The 7 Patent Myths

The following is the last part of a chapter written by Gerard Chandrahasen for the latest edition of the Innovation Handbook published by the Intellectual Property Office and the Technology Strategy Board. If you missed the first part, read "Leveraging Intellectual Property for Tech Start-ups".

Dispelling Common Myths

As well as understanding the purposes of IP, it is also important to understand common misconceptions about IP that may be raised by potential investors, partners, customers, and acquirers.

By being prepared for these misconceptions, you can ensure that your IP retains its value in their perception.

1) IP is expensive to defend

Generally IP is never attacked unless you use it offensively and, even then, most IP disputes are settled well before court.

IP should be best considered as a means to force the other side to the negotiating table, rather than a blunt legal instrument.

2) Software can’t be patented

Novel and inventive concepts that reside within innovative software can be patented in the US, and can even be patented in the UK and Europe if the concepts relate to technical solutions to technical problems.

3) IP is expensive to obtain

Any investment in IP should be considered with a keen eye on ROI. In any event, development of any IP strategy will focus on maximisation of value within a budget.

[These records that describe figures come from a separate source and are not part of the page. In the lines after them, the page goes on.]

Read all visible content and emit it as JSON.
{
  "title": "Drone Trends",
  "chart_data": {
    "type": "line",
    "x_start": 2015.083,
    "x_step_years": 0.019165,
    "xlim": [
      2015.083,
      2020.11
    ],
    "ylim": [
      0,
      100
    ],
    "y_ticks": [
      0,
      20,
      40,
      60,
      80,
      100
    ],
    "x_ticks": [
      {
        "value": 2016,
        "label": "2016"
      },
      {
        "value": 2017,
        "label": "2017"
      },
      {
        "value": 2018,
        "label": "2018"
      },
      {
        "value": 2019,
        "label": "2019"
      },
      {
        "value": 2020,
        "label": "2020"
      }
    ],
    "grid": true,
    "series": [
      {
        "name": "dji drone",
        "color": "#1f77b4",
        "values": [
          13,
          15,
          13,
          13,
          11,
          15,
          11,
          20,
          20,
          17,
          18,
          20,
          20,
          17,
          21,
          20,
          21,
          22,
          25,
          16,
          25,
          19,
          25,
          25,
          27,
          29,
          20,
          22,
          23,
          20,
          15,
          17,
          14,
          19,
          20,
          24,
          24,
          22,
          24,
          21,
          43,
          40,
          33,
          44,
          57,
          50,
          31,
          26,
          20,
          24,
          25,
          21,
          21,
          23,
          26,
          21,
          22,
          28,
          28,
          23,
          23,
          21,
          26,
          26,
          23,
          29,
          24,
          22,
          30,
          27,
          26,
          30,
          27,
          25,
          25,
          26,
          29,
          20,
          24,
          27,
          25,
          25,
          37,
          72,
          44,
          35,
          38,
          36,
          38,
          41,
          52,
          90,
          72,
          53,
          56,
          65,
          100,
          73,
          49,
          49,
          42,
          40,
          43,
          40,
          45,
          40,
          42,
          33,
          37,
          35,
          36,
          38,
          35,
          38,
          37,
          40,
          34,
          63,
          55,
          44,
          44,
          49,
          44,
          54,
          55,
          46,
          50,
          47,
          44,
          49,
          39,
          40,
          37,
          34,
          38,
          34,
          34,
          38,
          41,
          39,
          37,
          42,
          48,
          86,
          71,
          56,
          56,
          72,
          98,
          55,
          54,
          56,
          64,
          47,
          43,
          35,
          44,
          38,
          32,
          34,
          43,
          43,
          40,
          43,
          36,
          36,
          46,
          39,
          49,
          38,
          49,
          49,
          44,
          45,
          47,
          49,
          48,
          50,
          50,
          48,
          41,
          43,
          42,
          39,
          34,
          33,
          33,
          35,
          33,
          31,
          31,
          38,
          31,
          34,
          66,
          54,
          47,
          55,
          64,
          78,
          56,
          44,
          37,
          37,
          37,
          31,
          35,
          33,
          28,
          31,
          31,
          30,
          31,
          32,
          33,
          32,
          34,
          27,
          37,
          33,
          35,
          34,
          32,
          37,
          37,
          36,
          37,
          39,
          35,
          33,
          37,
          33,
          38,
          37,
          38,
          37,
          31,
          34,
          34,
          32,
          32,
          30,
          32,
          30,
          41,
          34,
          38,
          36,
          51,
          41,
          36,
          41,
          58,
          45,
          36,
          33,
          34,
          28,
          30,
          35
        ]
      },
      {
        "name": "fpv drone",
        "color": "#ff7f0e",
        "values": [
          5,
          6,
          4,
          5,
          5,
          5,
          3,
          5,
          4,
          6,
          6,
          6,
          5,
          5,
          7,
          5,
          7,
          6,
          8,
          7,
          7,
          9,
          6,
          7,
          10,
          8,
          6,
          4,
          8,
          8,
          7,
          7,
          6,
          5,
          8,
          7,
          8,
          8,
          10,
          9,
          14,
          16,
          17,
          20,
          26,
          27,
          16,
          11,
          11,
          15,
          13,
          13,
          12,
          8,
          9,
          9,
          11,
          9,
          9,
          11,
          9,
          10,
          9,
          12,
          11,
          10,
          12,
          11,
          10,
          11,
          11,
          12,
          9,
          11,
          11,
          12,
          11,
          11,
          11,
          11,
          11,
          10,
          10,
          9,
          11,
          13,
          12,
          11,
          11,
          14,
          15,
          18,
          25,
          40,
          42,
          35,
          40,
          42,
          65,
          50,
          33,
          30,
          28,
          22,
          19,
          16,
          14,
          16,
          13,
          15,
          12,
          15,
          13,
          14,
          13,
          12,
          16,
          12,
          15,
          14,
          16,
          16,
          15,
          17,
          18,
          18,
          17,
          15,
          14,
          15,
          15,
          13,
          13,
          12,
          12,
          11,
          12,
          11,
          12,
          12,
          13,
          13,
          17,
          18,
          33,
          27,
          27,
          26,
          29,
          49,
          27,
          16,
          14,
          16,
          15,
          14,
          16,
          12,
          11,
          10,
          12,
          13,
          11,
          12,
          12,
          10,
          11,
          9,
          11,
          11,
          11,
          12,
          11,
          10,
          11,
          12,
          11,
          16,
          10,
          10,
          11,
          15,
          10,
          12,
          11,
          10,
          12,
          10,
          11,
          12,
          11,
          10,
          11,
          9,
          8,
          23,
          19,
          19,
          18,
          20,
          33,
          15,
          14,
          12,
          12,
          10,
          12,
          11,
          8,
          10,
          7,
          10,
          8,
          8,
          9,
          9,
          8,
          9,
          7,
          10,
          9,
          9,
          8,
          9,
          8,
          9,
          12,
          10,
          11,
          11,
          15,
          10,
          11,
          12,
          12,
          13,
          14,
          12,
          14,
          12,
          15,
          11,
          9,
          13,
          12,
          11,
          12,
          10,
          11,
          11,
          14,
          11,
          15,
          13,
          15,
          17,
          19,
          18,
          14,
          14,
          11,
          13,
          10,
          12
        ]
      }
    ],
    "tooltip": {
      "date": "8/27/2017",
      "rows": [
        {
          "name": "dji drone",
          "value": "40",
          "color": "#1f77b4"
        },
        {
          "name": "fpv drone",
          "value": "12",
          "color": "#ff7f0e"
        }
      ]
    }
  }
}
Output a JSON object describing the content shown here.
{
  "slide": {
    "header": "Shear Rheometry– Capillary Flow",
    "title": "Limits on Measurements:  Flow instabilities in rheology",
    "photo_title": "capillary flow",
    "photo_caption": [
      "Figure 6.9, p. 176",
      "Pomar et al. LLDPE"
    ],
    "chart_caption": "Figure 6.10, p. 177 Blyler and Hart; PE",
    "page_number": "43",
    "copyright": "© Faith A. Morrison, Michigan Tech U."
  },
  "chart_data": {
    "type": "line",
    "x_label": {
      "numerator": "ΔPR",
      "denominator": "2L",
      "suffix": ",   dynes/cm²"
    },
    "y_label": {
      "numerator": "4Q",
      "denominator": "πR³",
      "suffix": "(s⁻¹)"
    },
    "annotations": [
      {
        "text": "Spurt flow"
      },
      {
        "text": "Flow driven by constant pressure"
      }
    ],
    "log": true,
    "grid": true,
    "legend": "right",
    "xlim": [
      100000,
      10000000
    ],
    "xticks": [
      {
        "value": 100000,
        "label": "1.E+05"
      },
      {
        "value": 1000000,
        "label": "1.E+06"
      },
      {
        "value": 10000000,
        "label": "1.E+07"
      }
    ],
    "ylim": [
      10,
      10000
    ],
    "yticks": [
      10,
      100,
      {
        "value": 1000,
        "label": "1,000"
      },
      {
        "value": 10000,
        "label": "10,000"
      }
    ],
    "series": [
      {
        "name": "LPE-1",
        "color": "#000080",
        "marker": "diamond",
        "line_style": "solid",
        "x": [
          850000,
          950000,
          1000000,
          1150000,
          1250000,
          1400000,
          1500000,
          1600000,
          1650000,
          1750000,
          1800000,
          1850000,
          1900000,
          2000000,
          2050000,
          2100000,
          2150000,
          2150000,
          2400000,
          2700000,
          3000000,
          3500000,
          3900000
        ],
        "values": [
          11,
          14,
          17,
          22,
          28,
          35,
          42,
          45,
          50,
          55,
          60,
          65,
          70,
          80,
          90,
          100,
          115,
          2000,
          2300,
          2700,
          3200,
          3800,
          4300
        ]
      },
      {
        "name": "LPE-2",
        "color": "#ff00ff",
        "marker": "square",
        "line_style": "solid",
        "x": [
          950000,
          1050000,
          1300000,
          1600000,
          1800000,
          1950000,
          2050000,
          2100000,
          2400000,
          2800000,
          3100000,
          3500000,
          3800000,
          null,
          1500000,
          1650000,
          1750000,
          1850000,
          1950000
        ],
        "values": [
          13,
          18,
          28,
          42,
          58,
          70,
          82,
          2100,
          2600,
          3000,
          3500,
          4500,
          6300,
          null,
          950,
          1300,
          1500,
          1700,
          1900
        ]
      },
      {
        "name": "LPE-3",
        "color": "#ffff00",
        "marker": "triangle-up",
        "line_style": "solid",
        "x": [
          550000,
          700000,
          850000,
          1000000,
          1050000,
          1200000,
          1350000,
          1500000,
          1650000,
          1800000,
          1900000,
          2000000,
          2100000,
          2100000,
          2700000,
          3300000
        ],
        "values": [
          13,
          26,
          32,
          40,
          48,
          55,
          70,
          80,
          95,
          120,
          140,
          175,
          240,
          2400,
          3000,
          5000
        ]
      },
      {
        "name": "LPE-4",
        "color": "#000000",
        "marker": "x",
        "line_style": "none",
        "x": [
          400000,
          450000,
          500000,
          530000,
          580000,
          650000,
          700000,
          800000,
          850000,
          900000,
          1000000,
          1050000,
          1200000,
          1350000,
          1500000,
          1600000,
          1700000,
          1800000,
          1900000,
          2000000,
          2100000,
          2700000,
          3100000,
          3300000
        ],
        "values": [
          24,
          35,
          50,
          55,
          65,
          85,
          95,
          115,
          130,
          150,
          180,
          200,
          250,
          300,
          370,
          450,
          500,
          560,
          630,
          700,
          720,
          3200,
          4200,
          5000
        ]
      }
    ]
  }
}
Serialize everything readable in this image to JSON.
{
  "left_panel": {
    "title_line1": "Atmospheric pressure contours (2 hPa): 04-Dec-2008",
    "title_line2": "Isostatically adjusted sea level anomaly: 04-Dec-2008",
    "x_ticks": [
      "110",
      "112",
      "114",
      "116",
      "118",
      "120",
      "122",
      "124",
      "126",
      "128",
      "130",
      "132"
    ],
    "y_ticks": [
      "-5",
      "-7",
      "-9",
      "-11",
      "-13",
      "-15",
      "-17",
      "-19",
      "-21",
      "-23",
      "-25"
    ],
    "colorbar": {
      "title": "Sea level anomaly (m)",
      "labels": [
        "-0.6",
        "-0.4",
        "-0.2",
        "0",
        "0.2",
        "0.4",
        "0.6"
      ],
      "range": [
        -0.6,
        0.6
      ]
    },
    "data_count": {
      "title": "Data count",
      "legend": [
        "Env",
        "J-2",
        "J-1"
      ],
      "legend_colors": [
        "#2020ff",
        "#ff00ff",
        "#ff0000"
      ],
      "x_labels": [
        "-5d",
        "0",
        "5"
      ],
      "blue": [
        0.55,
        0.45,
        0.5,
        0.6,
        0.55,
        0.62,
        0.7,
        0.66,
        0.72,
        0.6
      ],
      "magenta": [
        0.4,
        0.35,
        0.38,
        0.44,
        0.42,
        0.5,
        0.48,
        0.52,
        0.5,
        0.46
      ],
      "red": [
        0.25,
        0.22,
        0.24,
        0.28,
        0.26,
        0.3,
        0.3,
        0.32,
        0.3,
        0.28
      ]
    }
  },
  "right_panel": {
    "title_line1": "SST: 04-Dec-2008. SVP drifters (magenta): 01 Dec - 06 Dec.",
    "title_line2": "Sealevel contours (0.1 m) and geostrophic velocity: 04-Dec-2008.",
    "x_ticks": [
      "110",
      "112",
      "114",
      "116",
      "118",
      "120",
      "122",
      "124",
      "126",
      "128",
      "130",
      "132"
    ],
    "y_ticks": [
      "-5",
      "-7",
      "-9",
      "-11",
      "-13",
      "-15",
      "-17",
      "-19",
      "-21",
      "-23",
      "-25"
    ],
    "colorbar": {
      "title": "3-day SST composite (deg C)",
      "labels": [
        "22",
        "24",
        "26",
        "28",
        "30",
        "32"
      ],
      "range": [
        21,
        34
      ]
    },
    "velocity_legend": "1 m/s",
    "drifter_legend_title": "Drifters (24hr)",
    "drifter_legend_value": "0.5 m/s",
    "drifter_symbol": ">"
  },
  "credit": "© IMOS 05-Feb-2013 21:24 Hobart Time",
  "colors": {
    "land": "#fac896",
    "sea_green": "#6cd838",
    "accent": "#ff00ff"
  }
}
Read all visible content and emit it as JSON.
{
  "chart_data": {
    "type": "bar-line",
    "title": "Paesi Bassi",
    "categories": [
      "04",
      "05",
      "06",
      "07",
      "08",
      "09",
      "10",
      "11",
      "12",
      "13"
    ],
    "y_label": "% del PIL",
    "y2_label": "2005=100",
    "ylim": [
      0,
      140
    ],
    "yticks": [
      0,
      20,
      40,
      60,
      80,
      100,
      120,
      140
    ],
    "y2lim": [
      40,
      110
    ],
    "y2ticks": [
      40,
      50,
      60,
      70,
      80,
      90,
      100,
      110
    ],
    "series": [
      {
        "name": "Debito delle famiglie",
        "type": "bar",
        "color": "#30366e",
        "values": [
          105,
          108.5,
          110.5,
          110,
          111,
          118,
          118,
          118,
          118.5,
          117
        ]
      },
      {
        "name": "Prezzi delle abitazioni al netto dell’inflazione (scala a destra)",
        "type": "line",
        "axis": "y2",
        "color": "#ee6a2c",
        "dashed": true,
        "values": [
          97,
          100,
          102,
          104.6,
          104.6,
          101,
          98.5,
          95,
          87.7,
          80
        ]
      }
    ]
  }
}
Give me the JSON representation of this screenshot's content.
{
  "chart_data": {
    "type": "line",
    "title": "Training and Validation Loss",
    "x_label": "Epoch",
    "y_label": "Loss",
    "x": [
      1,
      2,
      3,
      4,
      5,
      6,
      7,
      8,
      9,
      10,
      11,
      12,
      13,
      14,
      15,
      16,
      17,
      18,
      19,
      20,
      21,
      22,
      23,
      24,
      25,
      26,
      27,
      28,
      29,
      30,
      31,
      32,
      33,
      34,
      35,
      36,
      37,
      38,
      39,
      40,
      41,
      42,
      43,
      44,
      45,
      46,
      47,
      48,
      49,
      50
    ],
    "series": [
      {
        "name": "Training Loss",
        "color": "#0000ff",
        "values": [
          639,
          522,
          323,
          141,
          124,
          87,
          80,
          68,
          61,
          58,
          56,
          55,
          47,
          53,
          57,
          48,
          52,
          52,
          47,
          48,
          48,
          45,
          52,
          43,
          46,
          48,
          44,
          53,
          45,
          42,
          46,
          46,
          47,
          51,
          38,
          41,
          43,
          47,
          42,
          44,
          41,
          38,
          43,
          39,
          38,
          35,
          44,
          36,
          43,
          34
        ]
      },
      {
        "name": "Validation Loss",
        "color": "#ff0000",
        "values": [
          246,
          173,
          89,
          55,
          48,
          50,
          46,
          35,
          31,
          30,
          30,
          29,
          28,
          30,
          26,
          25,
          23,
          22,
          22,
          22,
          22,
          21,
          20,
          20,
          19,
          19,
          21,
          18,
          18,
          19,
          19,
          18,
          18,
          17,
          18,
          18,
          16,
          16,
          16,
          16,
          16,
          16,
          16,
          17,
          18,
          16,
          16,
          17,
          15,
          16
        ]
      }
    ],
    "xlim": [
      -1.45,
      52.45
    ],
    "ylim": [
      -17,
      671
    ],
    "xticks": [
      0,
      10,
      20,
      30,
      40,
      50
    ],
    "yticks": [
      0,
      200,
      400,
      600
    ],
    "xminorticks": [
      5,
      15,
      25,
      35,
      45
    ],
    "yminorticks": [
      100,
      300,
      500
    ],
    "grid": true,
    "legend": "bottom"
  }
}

4) Patents have no value because they can be designed around

Well-drafted patents can prove to be difficult to design around, because they are crafted with these attempts in mind.

5) The software field moves too quickly, so patents aren’t valuable

Many key concepts within software do not change completely but evolve or develop. Well-drafted patents protect concepts in a way that accommodates this evolution.

6) Patents take a long time to grant

This is not actually a misconception. In the US, patents can take 6 years to grant. In Europe, 7 years is not uncommon. The UK is somewhat faster at about 3 years.

However, a patent obtains much of its value at the date it is filed rather than the date it is granted, because damages can often be obtained for infringement of any subsequently granted patent back to the date that pending patent is first published. Therefore, other companies are careful not to develop technology covered by a pending patent.

7) IP is more valuable for big companies

Intellectual property investment is an arena of diminishing returns, which benefits small companies.

Furthermore, in any litigation, due to deep pockets, large companies have the most to lose which encourages them to negotiate an early resolution to any infringement allegation.